Time and Stars is a collection of science fiction short stories by American writer Poul Anderson, published in 1964.

==Contents==
Source
- "No Truce with Kings": A story about a civil war set on a future, semi-primitive Earth. The protagonists discover that aliens have been introducing advanced technology to one side in order to manipulate the course of human events.
  - Original Appearance: The Magazine of Fantasy and Science Fiction, June 1963
- "The Critique of Impure Reason": A robot will not work because it is infatuated with modern literature and literary criticism. (Not to be confused with the Critique of Impure Reason, a book in philosophy by Steven James Bartlett.)

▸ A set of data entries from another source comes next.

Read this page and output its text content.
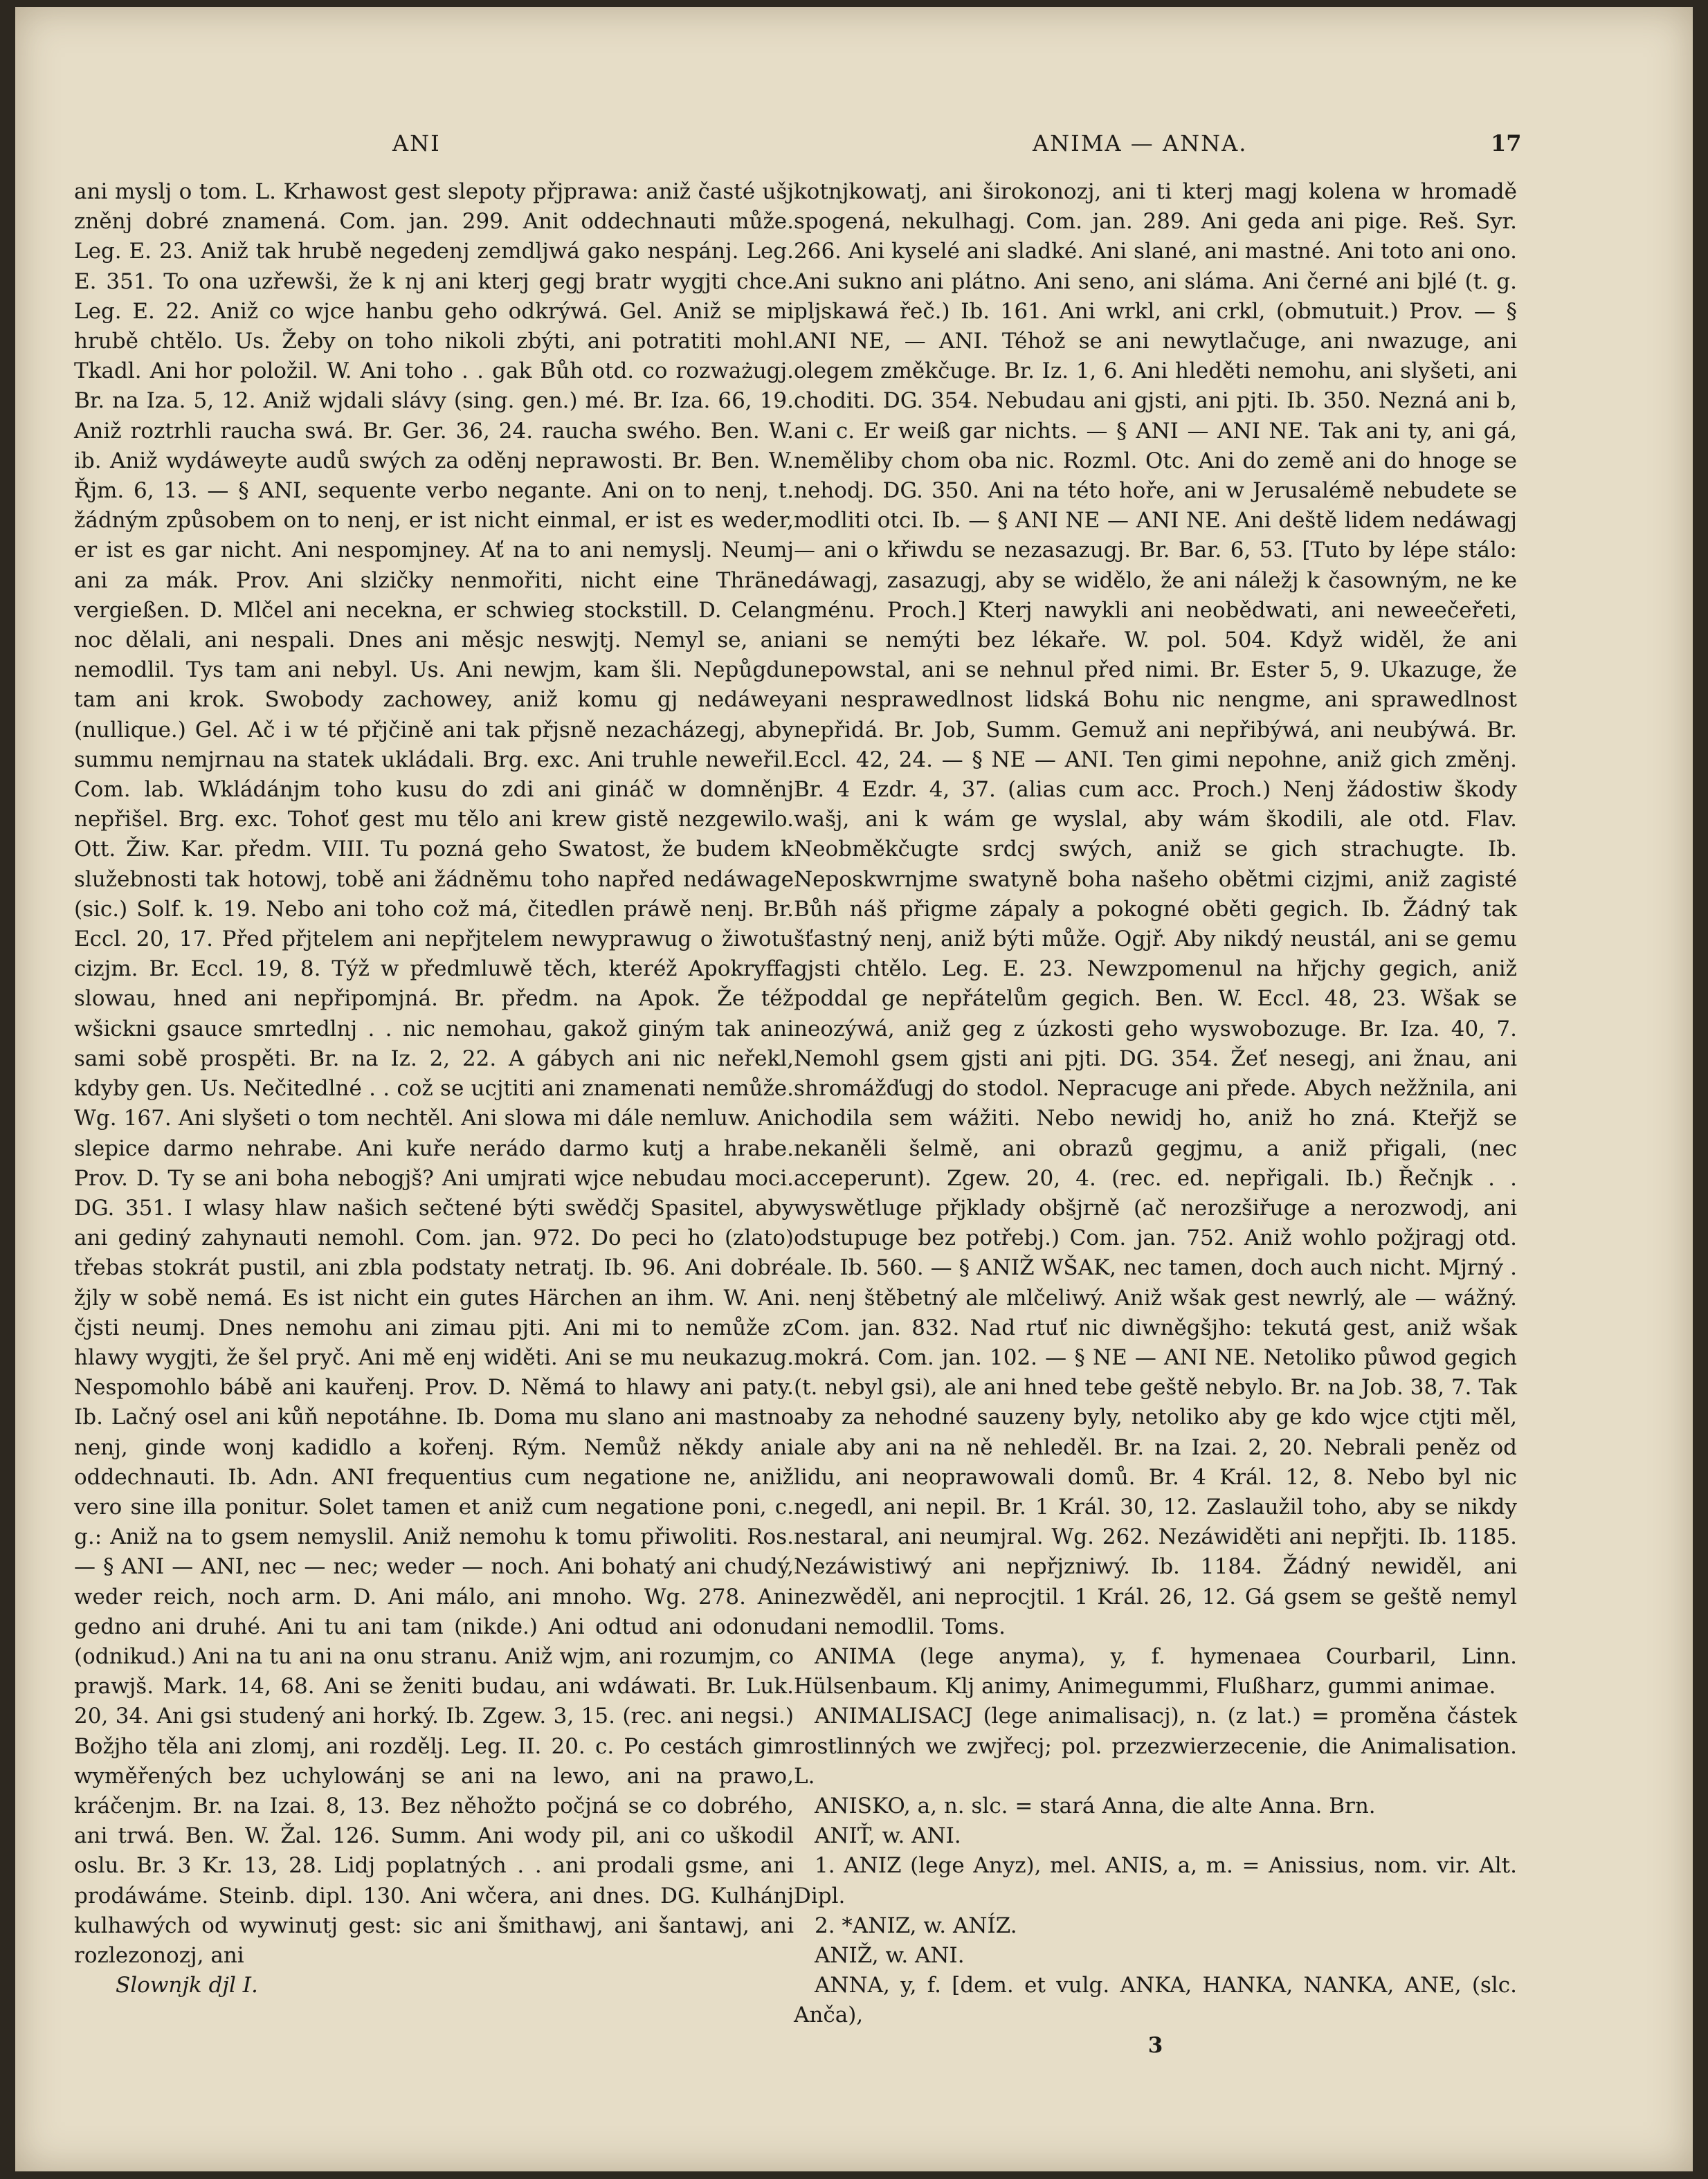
ANI	ANIMA — ANNA.	17

ani myslj o tom. L. Krhawost gest slepoty přjprawa: aniž časté ušj zněnj dobré znamená. Com. jan. 299. Anit oddechnauti může. Leg. E. 23. Aniž tak hrubě negedenj zemdljwá gako nespánj. Leg. E. 351. To ona uzřewši, že k nj ani kterj gegj bratr wygjti chce. Leg. E. 22. Aniž co wjce hanbu geho odkrýwá. Gel. Aniž se mi hrubě chtělo. Us. Žeby on toho nikoli zbýti, ani potratiti mohl. Tkadl. Ani hor položil. W. Ani toho . . gak Bůh otd. co rozważugj. Br. na Iza. 5, 12. Aniž wjdali slávy (sing. gen.) mé. Br. Iza. 66, 19. Aniž roztrhli raucha swá. Br. Ger. 36, 24. raucha swého. Ben. W. ib. Aniž wydáweyte audů swých za oděnj neprawosti. Br. Ben. W. Řjm. 6, 13. — § ANI, sequente verbo negante. Ani on to nenj, t. žádným způsobem on to nenj, er ist nicht einmal, er ist es weder, er ist es gar nicht. Ani nespomjney. Ať na to ani nemyslj. Neumj ani za mák. Prov. Ani slzičky nenmořiti, nicht eine Thräne vergießen. D. Mlčel ani necekna, er schwieg stockstill. D. Celan noc dělali, ani nespali. Dnes ani měsjc neswjtj. Nemyl se, ani nemodlil. Tys tam ani nebyl. Us. Ani newjm, kam šli. Nepůgdu tam ani krok. Swobody zachowey, aniž komu gj nedáwey (nullique.) Gel. Ač i w té přjčině ani tak přjsně nezacházegj, aby summu nemjrnau na statek ukládali. Brg. exc. Ani truhle neweřil. Com. lab. Wkládánjm toho kusu do zdi ani gináč w domněnj nepřišel. Brg. exc. Tohoť gest mu tělo ani krew gistě nezgewilo. Ott. Žiw. Kar. předm. VIII. Tu pozná geho Swatost, že budem k služebnosti tak hotowj, tobě ani žádněmu toho napřed nedáwage (sic.) Solf. k. 19. Nebo ani toho což má, čitedlen práwě nenj. Br. Eccl. 20, 17. Před přjtelem ani nepřjtelem newyprawug o žiwotu cizjm. Br. Eccl. 19, 8. Týž w předmluwě těch, kteréž Apokryffa slowau, hned ani nepřipomjná. Br. předm. na Apok. Že též wšickni gsauce smrtedlnj . . nic nemohau, gakož giným tak ani sami sobě prospěti. Br. na Iz. 2, 22. A gábych ani nic neřekl, kdyby gen. Us. Nečitedlné . . což se ucjtiti ani znamenati nemůže. Wg. 167. Ani slyšeti o tom nechtěl. Ani slowa mi dále nemluw. Ani slepice darmo nehrabe. Ani kuře nerádo darmo kutj a hrabe. Prov. D. Ty se ani boha nebogjš? Ani umjrati wjce nebudau moci. DG. 351. I wlasy hlaw našich sečtené býti swědčj Spasitel, aby ani gediný zahynauti nemohl. Com. jan. 972. Do peci ho (zlato) třebas stokrát pustil, ani zbla podstaty netratj. Ib. 96. Ani dobré žjly w sobě nemá. Es ist nicht ein gutes Härchen an ihm. W. Ani čjsti neumj. Dnes nemohu ani zimau pjti. Ani mi to nemůže z hlawy wygjti, že šel pryč. Ani mě enj widěti. Ani se mu neukazug. Nespomohlo bábě ani kauřenj. Prov. D. Němá to hlawy ani paty. Ib. Lačný osel ani kůň nepotáhne. Ib. Doma mu slano ani mastno nenj, ginde wonj kadidlo a kořenj. Rým. Nemůž někdy ani oddechnauti. Ib. Adn. ANI frequentius cum negatione ne, aniž vero sine illa ponitur. Solet tamen et aniž cum negatione poni, c. g.: Aniž na to gsem nemyslil. Aniž nemohu k tomu přiwoliti. Ros. — § ANI — ANI, nec — nec; weder — noch. Ani bohatý ani chudý, weder reich, noch arm. D. Ani málo, ani mnoho. Wg. 278. Ani gedno ani druhé. Ani tu ani tam (nikde.) Ani odtud ani odonud (odnikud.) Ani na tu ani na onu stranu. Aniž wjm, ani rozumjm, co prawjš. Mark. 14, 68. Ani se ženiti budau, ani wdáwati. Br. Luk. 20, 34. Ani gsi studený ani horký. Ib. Zgew. 3, 15. (rec. ani negsi.) Božjho těla ani zlomj, ani rozdělj. Leg. II. 20. c. Po cestách gim wyměřených bez uchylowánj se ani na lewo, ani na prawo, kráčenjm. Br. na Izai. 8, 13. Bez něhožto počjná se co dobrého, ani trwá. Ben. W. Žal. 126. Summ. Ani wody pil, ani co uškodil oslu. Br. 3 Kr. 13, 28. Lidj poplatných . . ani prodali gsme, ani prodáwáme. Steinb. dipl. 130. Ani wčera, ani dnes. DG. Kulhánj kulhawých od wywinutj gest: sic ani šmithawj, ani šantawj, ani rozlezonozj, ani

Slownjk djl I.

kotnjkowatj, ani širokonozj, ani ti kterj magj kolena w hromadě spogená, nekulhagj. Com. jan. 289. Ani geda ani pige. Reš. Syr. 266. Ani kyselé ani sladké. Ani slané, ani mastné. Ani toto ani ono. Ani sukno ani plátno. Ani seno, ani sláma. Ani černé ani bjlé (t. g. pljskawá řeč.) Ib. 161. Ani wrkl, ani crkl, (obmutuit.) Prov. — § ANI NE, — ANI. Téhož se ani newytlačuge, ani nwazuge, ani olegem změkčuge. Br. Iz. 1, 6. Ani hleděti nemohu, ani slyšeti, ani choditi. DG. 354. Nebudau ani gjsti, ani pjti. Ib. 350. Nezná ani b, ani c. Er weiß gar nichts. — § ANI — ANI NE. Tak ani ty, ani gá, neměliby chom oba nic. Rozml. Otc. Ani do země ani do hnoge se nehodj. DG. 350. Ani na této hoře, ani w Jerusalémě nebudete se modliti otci. Ib. — § ANI NE — ANI NE. Ani deště lidem nedáwagj — ani o křiwdu se nezasazugj. Br. Bar. 6, 53. [Tuto by lépe stálo: dáwagj, zasazugj, aby se widělo, že ani náležj k časowným, ne ke gménu. Proch.] Kterj nawykli ani neobědwati, ani neweečeřeti, ani se nemýti bez lékaře. W. pol. 504. Když widěl, že ani nepowstal, ani se nehnul před nimi. Br. Ester 5, 9. Ukazuge, že ani nesprawedlnost lidská Bohu nic nengme, ani sprawedlnost nepřidá. Br. Job, Summ. Gemuž ani nepřibýwá, ani neubýwá. Br. Eccl. 42, 24. — § NE — ANI. Ten gimi nepohne, aniž gich změnj. Br. 4 Ezdr. 4, 37. (alias cum acc. Proch.) Nenj žádostiw škody wašj, ani k wám ge wyslal, aby wám škodili, ale otd. Flav. Neobměkčugte srdcj swých, aniž se gich strachugte. Ib. Neposkwrnjme swatyně boha našeho obětmi cizjmi, aniž zagisté Bůh náš přigme zápaly a pokogné oběti gegich. Ib. Žádný tak šťastný nenj, aniž býti může. Ogjř. Aby nikdý neustál, ani se gemu gjsti chtělo. Leg. E. 23. Newzpomenul na hřjchy gegich, aniž poddal ge nepřátelům gegich. Ben. W. Eccl. 48, 23. Wšak se neozýwá, aniž geg z úzkosti geho wyswobozuge. Br. Iza. 40, 7. Nemohl gsem gjsti ani pjti. DG. 354. Žeť nesegj, ani žnau, ani shromážďugj do stodol. Nepracuge ani přede. Abych nežžnila, ani chodila sem wážiti. Nebo newidj ho, aniž ho zná. Kteřjž se nekaněli šelmě, ani obrazů gegjmu, a aniž přigali, (nec acceperunt). Zgew. 20, 4. (rec. ed. nepřigali. Ib.) Řečnjk . . wyswětluge přjklady obšjrně (ač nerozšiřuge a nerozwodj, ani odstupuge bez potřebj.) Com. jan. 752. Aniž wohlo požjragj otd. ale. Ib. 560. — § ANIŽ WŠAK, nec tamen, doch auch nicht. Mjrný . . nenj štěbetný ale mlčeliwý. Aniž wšak gest newrlý, ale — wážný. Com. jan. 832. Nad rtuť nic diwněgšjho: tekutá gest, aniž wšak mokrá. Com. jan. 102. — § NE — ANI NE. Netoliko půwod gegich (t. nebyl gsi), ale ani hned tebe geště nebylo. Br. na Job. 38, 7. Tak aby za nehodné sauzeny byly, netoliko aby ge kdo wjce ctjti měl, ale aby ani na ně nehleděl. Br. na Izai. 2, 20. Nebrali peněz od lidu, ani neoprawowali domů. Br. 4 Král. 12, 8. Nebo byl nic negedl, ani nepil. Br. 1 Král. 30, 12. Zaslaužil toho, aby se nikdy nestaral, ani neumjral. Wg. 262. Nezáwiděti ani nepřjti. Ib. 1185. Nezáwistiwý ani nepřjzniwý. Ib. 1184. Žádný newiděl, ani nezwěděl, ani neprocjtil. 1 Král. 26, 12. Gá gsem se geště nemyl ani nemodlil. Toms.

ANIMA (lege anyma), y, f. hymenaea Courbaril, Linn. Hülsenbaum. Klj animy, Animegummi, Flußharz, gummi animae.

ANIMALISACJ (lege animalisacj), n. (z lat.) = proměna částek rostlinných we zwjřecj; pol. przezwierzecenie, die Animalisation. L.

ANISKO, a, n. slc. = stará Anna, die alte Anna. Brn.

ANIŤ, w. ANI.

1. ANIZ (lege Anyz), mel. ANIS, a, m. = Anissius, nom. vir. Alt. Dipl.

2. *ANIZ, w. ANÍZ.

ANIŽ, w. ANI.

ANNA, y, f. [dem. et vulg. ANKA, HANKA, NANKA, ANE, (slc. Anča),

3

  - Original Appearance: If, November 1962
- "Escape from Orbit": Astronauts stranded in orbit around the Moon
  - Original Appearance: Amazing Stories, October 1962
- "Eve Times Four" (Available online): Space traveler Lothario is stranded on a planet with three beautiful women
  - Original Appearance: Fantastic Science Fiction Stories, April 1960
- "Turning Point": A first contact story that gives a haunting portrait of the price of giftedness and the loss of innocence
  - Original Appearance: If, May 1963
- "Epilogue": A crew of humans return to Earth after a long absence, finding it has been taken over by a kind of transistor-based ecology of machines; a lack of understanding between the robots and the humans leads to tragedy
  - Original Appearance: Analog, March 1962

==Reception==
Algis Budrys in the February 1965 issue of Galaxy Science Fiction said that "what Anderson needed in Time and Stars was an editor". He disliked "Eve Times Four" and "No Truce With Kings" but liked the others, calling "Escape From Orbit" "a beautifully done piece of work like nothing I have seen in the field before". In February 1966 Budrys named the book the best collection of his first year as reviewer for the magazine, and "Escape from Orbit" the best short story.